Karnataka Govt to recognise Lingayat as separate religion

Karnataka Govt to recognise   Lingayat as separate religion
Bengaluru: The Karnataka Cabinet on Monday decided to recommend to the Centre grant of religious minority status for the numerically strong Lingayat and Veerashaiva Lingayat community, a move that has stoked a huge row just months ahead of Assembly polls in the state.
The decision that is fraught with political implications is seen as an attempt by Chief Minister Siddaramaiah to wean away a section of the community towards the Congress. BJP chief ministerial candidate B S Yeddyurappa hails from the Lingayat community.
Lingayats/Veerashaivas, estimated to form 17 per cent of the state's population, are considered the BJP's traditional voter base in Congress-ruled Karnataka.
The Cabinet decision was slammed by the BJP which accused Siddaramaiah of "playing with fire" for vote bank politics and carrying on with the 'Divide and Rule' legacy of Britishers in India.
A meeting of the Cabinet considered the recommendations of the Karnataka State Minority Commission (KSMC) amid reports of division among ministers and seers of the community striking a discordant note on the issue of giving separate religion status for Lingayats. The cabinet had twice deferred a decision on the issue.
"After due deliberations and some discussions on concerns of various sections of society, the cabinet has decided to accept the recommendations of the Karnataka State Minority Commission," Law Minister T B Jayachandra said.
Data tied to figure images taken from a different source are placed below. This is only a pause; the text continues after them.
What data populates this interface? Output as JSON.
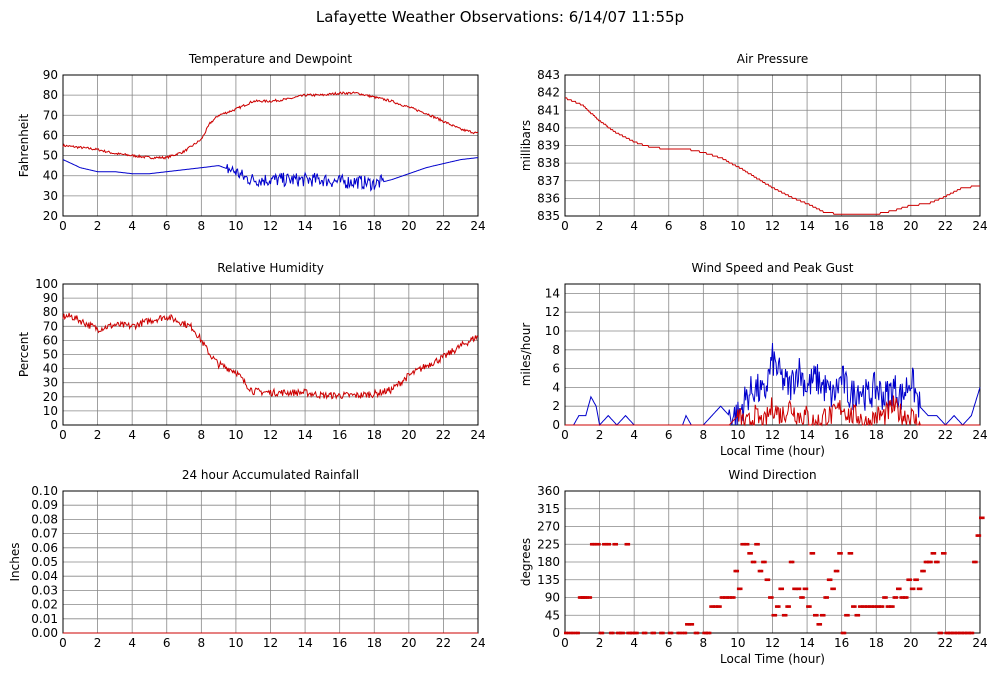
{
  "page": {
    "title": "Lafayette Weather Observations: 6/14/07 11:55p"
  },
  "colors": {
    "red": "#cc0000",
    "blue": "#0000cc",
    "grid": "#000000"
  },
  "chart_data": [
    {
      "id": "temp",
      "type": "line",
      "title": "Temperature and Dewpoint",
      "ylabel": "Fahrenheit",
      "xlabel": "",
      "xlim": [
        0,
        24
      ],
      "ylim": [
        20,
        90
      ],
      "xticks": [
        0,
        2,
        4,
        6,
        8,
        10,
        12,
        14,
        16,
        18,
        20,
        22,
        24
      ],
      "yticks": [
        20,
        30,
        40,
        50,
        60,
        70,
        80,
        90
      ],
      "grid": true,
      "series": [
        {
          "color": "red",
          "x": [
            0,
            1,
            2,
            3,
            4,
            5,
            6,
            7,
            8,
            8.5,
            9,
            10,
            10.5,
            11,
            12,
            13,
            14,
            15,
            16,
            17,
            18,
            19,
            20,
            21,
            22,
            23,
            24
          ],
          "y": [
            55,
            54,
            53,
            51,
            50,
            49,
            49,
            52,
            58,
            66,
            70,
            73,
            75,
            77,
            77,
            78,
            80,
            80,
            81,
            81,
            79,
            77,
            74,
            71,
            67,
            63,
            61
          ],
          "noise": 0.6
        },
        {
          "color": "blue",
          "x": [
            0,
            1,
            2,
            3,
            4,
            5,
            6,
            7,
            8,
            9,
            10,
            10.5,
            11,
            12,
            13,
            14,
            15,
            16,
            17,
            18,
            19,
            20,
            21,
            22,
            23,
            24
          ],
          "y": [
            48,
            44,
            42,
            42,
            41,
            41,
            42,
            43,
            44,
            45,
            42,
            39,
            38,
            38,
            38,
            38,
            38,
            37,
            37,
            36,
            38,
            41,
            44,
            46,
            48,
            49
          ],
          "noise": 3.5,
          "noise_range": [
            9.5,
            18.5
          ]
        }
      ]
    },
    {
      "id": "pressure",
      "type": "line",
      "title": "Air Pressure",
      "ylabel": "millibars",
      "xlabel": "",
      "xlim": [
        0,
        24
      ],
      "ylim": [
        835,
        843
      ],
      "xticks": [
        0,
        2,
        4,
        6,
        8,
        10,
        12,
        14,
        16,
        18,
        20,
        22,
        24
      ],
      "yticks": [
        835,
        836,
        837,
        838,
        839,
        840,
        841,
        842,
        843
      ],
      "grid": true,
      "series": [
        {
          "color": "red",
          "x": [
            0,
            1,
            2,
            3,
            4,
            5,
            6,
            7,
            8,
            9,
            10,
            11,
            12,
            13,
            14,
            15,
            16,
            17,
            18,
            19,
            20,
            21,
            22,
            23,
            24
          ],
          "y": [
            841.7,
            841.3,
            840.4,
            839.7,
            839.2,
            838.9,
            838.8,
            838.8,
            838.6,
            838.3,
            837.8,
            837.2,
            836.6,
            836.1,
            835.7,
            835.2,
            835.1,
            835.1,
            835.1,
            835.3,
            835.6,
            835.7,
            836.1,
            836.6,
            836.7
          ],
          "noise": 0,
          "step": 0.1
        }
      ]
    },
    {
      "id": "humidity",
      "type": "line",
      "title": "Relative Humidity",
      "ylabel": "Percent",
      "xlabel": "",
      "xlim": [
        0,
        24
      ],
      "ylim": [
        0,
        100
      ],
      "xticks": [
        0,
        2,
        4,
        6,
        8,
        10,
        12,
        14,
        16,
        18,
        20,
        22,
        24
      ],
      "yticks": [
        0,
        10,
        20,
        30,
        40,
        50,
        60,
        70,
        80,
        90,
        100
      ],
      "grid": true,
      "series": [
        {
          "color": "red",
          "x": [
            0,
            0.5,
            1,
            2,
            3,
            4,
            5,
            6,
            7,
            7.5,
            8,
            8.5,
            9,
            10,
            10.5,
            11,
            12,
            13,
            14,
            15,
            16,
            17,
            18,
            19,
            20,
            21,
            22,
            23,
            24
          ],
          "y": [
            77,
            77,
            74,
            68,
            71,
            70,
            74,
            77,
            72,
            69,
            60,
            50,
            43,
            38,
            30,
            24,
            23,
            23,
            23,
            21,
            21,
            21,
            22,
            25,
            35,
            42,
            48,
            56,
            63
          ],
          "noise": 2.5
        }
      ]
    },
    {
      "id": "wind",
      "type": "line",
      "title": "Wind Speed and Peak Gust",
      "ylabel": "miles/hour",
      "xlabel": "Local Time (hour)",
      "xlim": [
        0,
        24
      ],
      "ylim": [
        0,
        15
      ],
      "xticks": [
        0,
        2,
        4,
        6,
        8,
        10,
        12,
        14,
        16,
        18,
        20,
        22,
        24
      ],
      "yticks": [
        0,
        2,
        4,
        6,
        8,
        10,
        12,
        14
      ],
      "grid": true,
      "series": [
        {
          "color": "blue",
          "x": [
            0,
            0.5,
            0.8,
            1.2,
            1.5,
            1.8,
            2,
            2.5,
            3,
            3.5,
            4,
            5,
            6,
            6.8,
            7,
            7.3,
            7.6,
            8,
            8.5,
            9,
            9.5,
            10,
            10.5,
            11,
            11.5,
            12,
            12.5,
            13,
            13.5,
            14,
            14.5,
            15,
            15.5,
            16,
            16.5,
            17,
            17.5,
            18,
            18.5,
            19,
            19.5,
            20,
            20.5,
            21,
            21.5,
            22,
            22.5,
            23,
            23.5,
            24
          ],
          "y": [
            0,
            0,
            1,
            1,
            3,
            2,
            0,
            1,
            0,
            1,
            0,
            0,
            0,
            0,
            1,
            0,
            0,
            0,
            1,
            2,
            1,
            1,
            3,
            4,
            3,
            7,
            5,
            4,
            6,
            4,
            5,
            4,
            3,
            5,
            3,
            4,
            3,
            4,
            3,
            4,
            3,
            5,
            2,
            1,
            1,
            0,
            1,
            0,
            1,
            4
          ],
          "noise": 1.8,
          "noise_range": [
            9.5,
            20.5
          ],
          "clip": [
            0,
            15
          ]
        },
        {
          "color": "red",
          "x": [
            0,
            1,
            2,
            3,
            4,
            5,
            6,
            7,
            8,
            9,
            9.5,
            10,
            10.5,
            11,
            11.5,
            12,
            12.5,
            13,
            13.5,
            14,
            14.5,
            15,
            15.5,
            16,
            16.5,
            17,
            17.5,
            18,
            18.5,
            19,
            19.5,
            20,
            20.5,
            21,
            22,
            23,
            24
          ],
          "y": [
            0,
            0,
            0,
            0,
            0,
            0,
            0,
            0,
            0,
            0,
            0,
            1,
            0,
            1,
            0,
            2,
            1,
            2,
            1,
            1,
            0,
            1,
            1,
            2,
            1,
            1,
            0,
            1,
            1,
            2,
            1,
            1,
            0,
            0,
            0,
            0,
            0
          ],
          "noise": 1.2,
          "noise_range": [
            10,
            20.5
          ],
          "clip": [
            0,
            4
          ]
        }
      ]
    },
    {
      "id": "rain",
      "type": "line",
      "title": "24 hour Accumulated Rainfall",
      "ylabel": "Inches",
      "xlabel": "",
      "xlim": [
        0,
        24
      ],
      "ylim": [
        0,
        0.1
      ],
      "xticks": [
        0,
        2,
        4,
        6,
        8,
        10,
        12,
        14,
        16,
        18,
        20,
        22,
        24
      ],
      "yticks": [
        0.0,
        0.01,
        0.02,
        0.03,
        0.04,
        0.05,
        0.06,
        0.07,
        0.08,
        0.09,
        0.1
      ],
      "ytick_decimals": 2,
      "grid": true,
      "series": [
        {
          "color": "red",
          "x": [
            0,
            24
          ],
          "y": [
            0,
            0
          ],
          "noise": 0
        }
      ]
    },
    {
      "id": "direction",
      "type": "scatter",
      "title": "Wind Direction",
      "ylabel": "degrees",
      "xlabel": "Local Time (hour)",
      "xlim": [
        0,
        24
      ],
      "ylim": [
        0,
        360
      ],
      "xticks": [
        0,
        2,
        4,
        6,
        8,
        10,
        12,
        14,
        16,
        18,
        20,
        22,
        24
      ],
      "yticks": [
        0,
        45,
        90,
        135,
        180,
        225,
        270,
        315,
        360
      ],
      "grid": true,
      "series": [
        {
          "color": "red",
          "x": [
            0,
            0.3,
            0.6,
            0.8,
            0.9,
            1.0,
            1.1,
            1.3,
            1.5,
            1.6,
            1.8,
            2.0,
            2.2,
            2.4,
            2.6,
            2.8,
            3.0,
            3.2,
            3.5,
            3.6,
            3.8,
            4.0,
            4.5,
            5.0,
            5.5,
            6.0,
            6.5,
            6.8,
            7.0,
            7.2,
            7.5,
            8.0,
            8.2,
            8.4,
            8.6,
            8.8,
            9.0,
            9.2,
            9.4,
            9.6,
            9.8,
            10.0,
            10.2,
            10.4,
            10.6,
            10.8,
            11.0,
            11.2,
            11.4,
            11.6,
            11.8,
            12.0,
            12.2,
            12.4,
            12.6,
            12.8,
            13.0,
            13.2,
            13.4,
            13.6,
            13.8,
            14.0,
            14.2,
            14.4,
            14.6,
            14.8,
            15.0,
            15.2,
            15.4,
            15.6,
            15.8,
            16.0,
            16.2,
            16.4,
            16.6,
            16.8,
            17.0,
            17.2,
            17.4,
            17.6,
            17.8,
            18.0,
            18.2,
            18.4,
            18.6,
            18.8,
            19.0,
            19.2,
            19.4,
            19.6,
            19.8,
            20.0,
            20.2,
            20.4,
            20.6,
            20.8,
            21.0,
            21.2,
            21.4,
            21.6,
            21.8,
            22.0,
            22.2,
            22.4,
            22.6,
            22.8,
            23.0,
            23.2,
            23.4,
            23.6,
            23.8,
            24.0
          ],
          "y": [
            0,
            0,
            0,
            90,
            90,
            90,
            90,
            90,
            225,
            225,
            225,
            0,
            225,
            225,
            0,
            225,
            0,
            0,
            225,
            0,
            0,
            0,
            0,
            0,
            0,
            0,
            0,
            0,
            22,
            22,
            0,
            0,
            0,
            67,
            67,
            67,
            90,
            90,
            90,
            90,
            157,
            112,
            225,
            225,
            202,
            180,
            225,
            157,
            180,
            135,
            90,
            45,
            67,
            112,
            45,
            67,
            180,
            112,
            112,
            90,
            112,
            67,
            202,
            45,
            22,
            45,
            90,
            135,
            112,
            157,
            202,
            0,
            45,
            202,
            67,
            45,
            67,
            67,
            67,
            67,
            67,
            67,
            67,
            90,
            67,
            67,
            90,
            112,
            90,
            90,
            135,
            112,
            135,
            112,
            157,
            180,
            180,
            202,
            180,
            0,
            202,
            0,
            0,
            0,
            0,
            0,
            0,
            0,
            0,
            180,
            247,
            292
          ]
        }
      ]
    }
  ]
}
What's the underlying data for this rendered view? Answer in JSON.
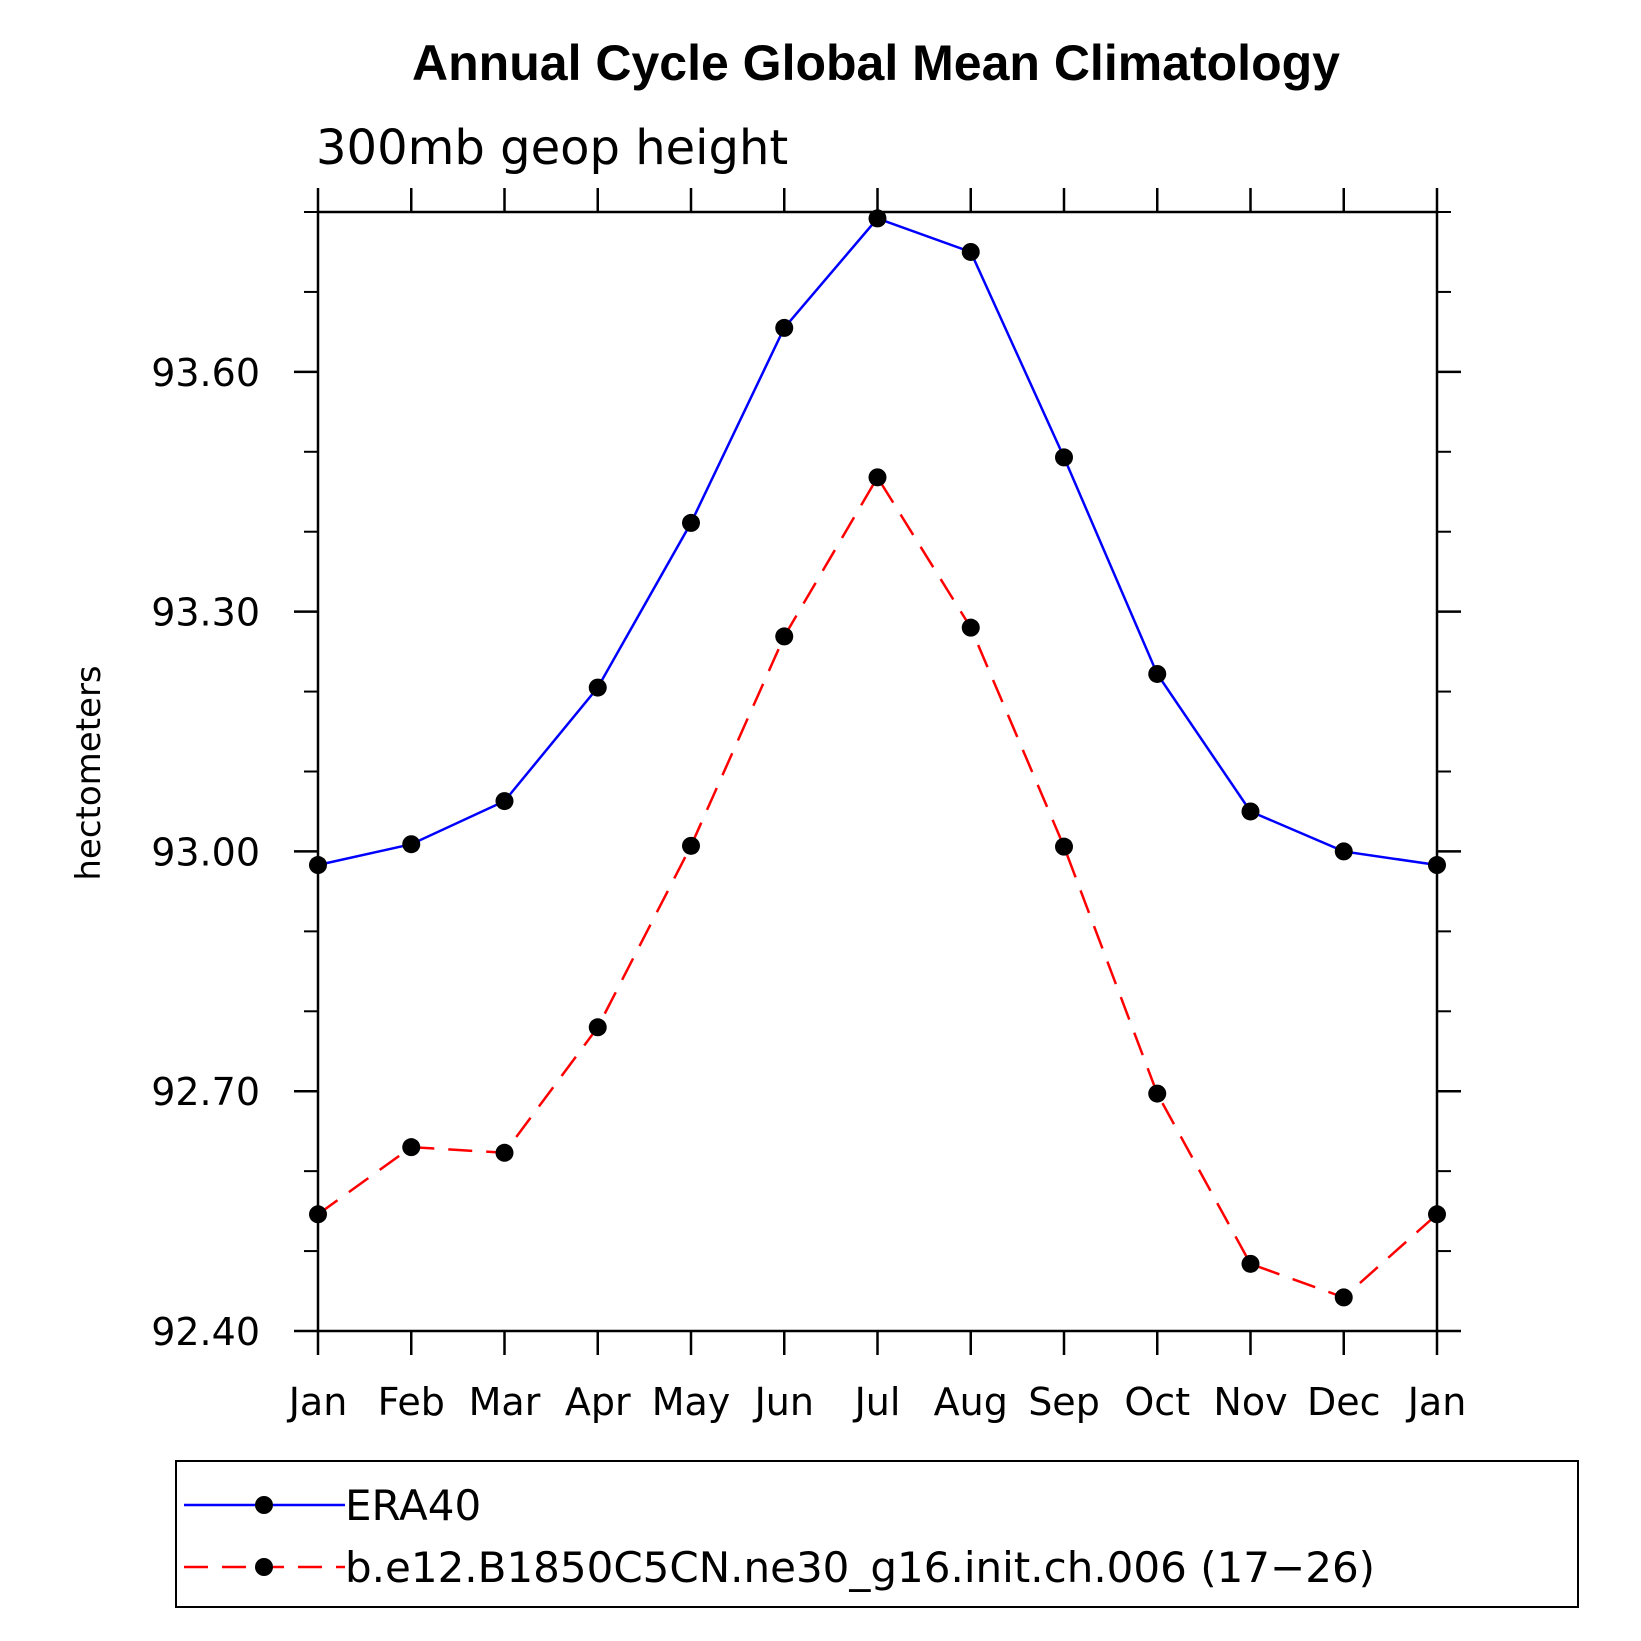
{
  "chart_data": {
    "type": "line",
    "title": "Annual Cycle Global Mean Climatology",
    "subtitle": "300mb geop height",
    "ylabel": "hectometers",
    "xlabel": "",
    "categories": [
      "Jan",
      "Feb",
      "Mar",
      "Apr",
      "May",
      "Jun",
      "Jul",
      "Aug",
      "Sep",
      "Oct",
      "Nov",
      "Dec",
      "Jan"
    ],
    "ylim": [
      92.4,
      93.8
    ],
    "yticks": [
      92.4,
      92.7,
      93.0,
      93.3,
      93.6
    ],
    "ytick_labels": [
      "92.40",
      "92.70",
      "93.00",
      "93.30",
      "93.60"
    ],
    "minor_step": 0.1,
    "legend_position": "bottom",
    "series": [
      {
        "name": "ERA40",
        "color": "#0000ff",
        "dash": "solid",
        "values": [
          92.983,
          93.009,
          93.063,
          93.205,
          93.411,
          93.655,
          93.792,
          93.75,
          93.493,
          93.222,
          93.05,
          93.0,
          92.983
        ]
      },
      {
        "name": "b.e12.B1850C5CN.ne30_g16.init.ch.006 (17−26)",
        "color": "#ff0000",
        "dash": "dashed",
        "values": [
          92.546,
          92.63,
          92.623,
          92.78,
          93.007,
          93.269,
          93.468,
          93.28,
          93.006,
          92.697,
          92.484,
          92.442,
          92.546
        ]
      }
    ]
  }
}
He said the commission, based on the report of an expert committee, has recommended considering grant of recognition as religious minority to the Lingayat and Veerashaiva Lingayats (Believers of Basava Tatva (philosophy) under section 2 (d) of the Karnataka State Minorities Act.
"It was also decided to forward the same to the central government for notifying under Section 2(c) of the Central Minority Commission Act," he told reporters.
Jayachandra said the decision would not affect the rights and interests enjoyed by the existing minorities.
The demand for a separate religion tag to Veerashaiva/Lingayat faiths has surfaced from the numerically strong and politically influential community, amid resentment from within over projecting the two communities as the same.
The Lingayat/Veerashaiva community that owes allegiance to the "social reform movement" initiated by Basaveshwara has a substantial population in Karnataka, especially in the northern parts of the state. One section led by Akhila Bharata Veerashaiva Mahasabha has asserted that Veerashaiva and Lingayats are the same and religious status be given to them.
The other group wants it only for Lingayats as they believe that Veerashaivas are one among the seven sects of Shaivas, which is part of Hinduism. Of late, some Lingayats have also stated that they were open to having the Veerashaivas under their umbrella, but that Lingayat nomenclature was non-negotiable.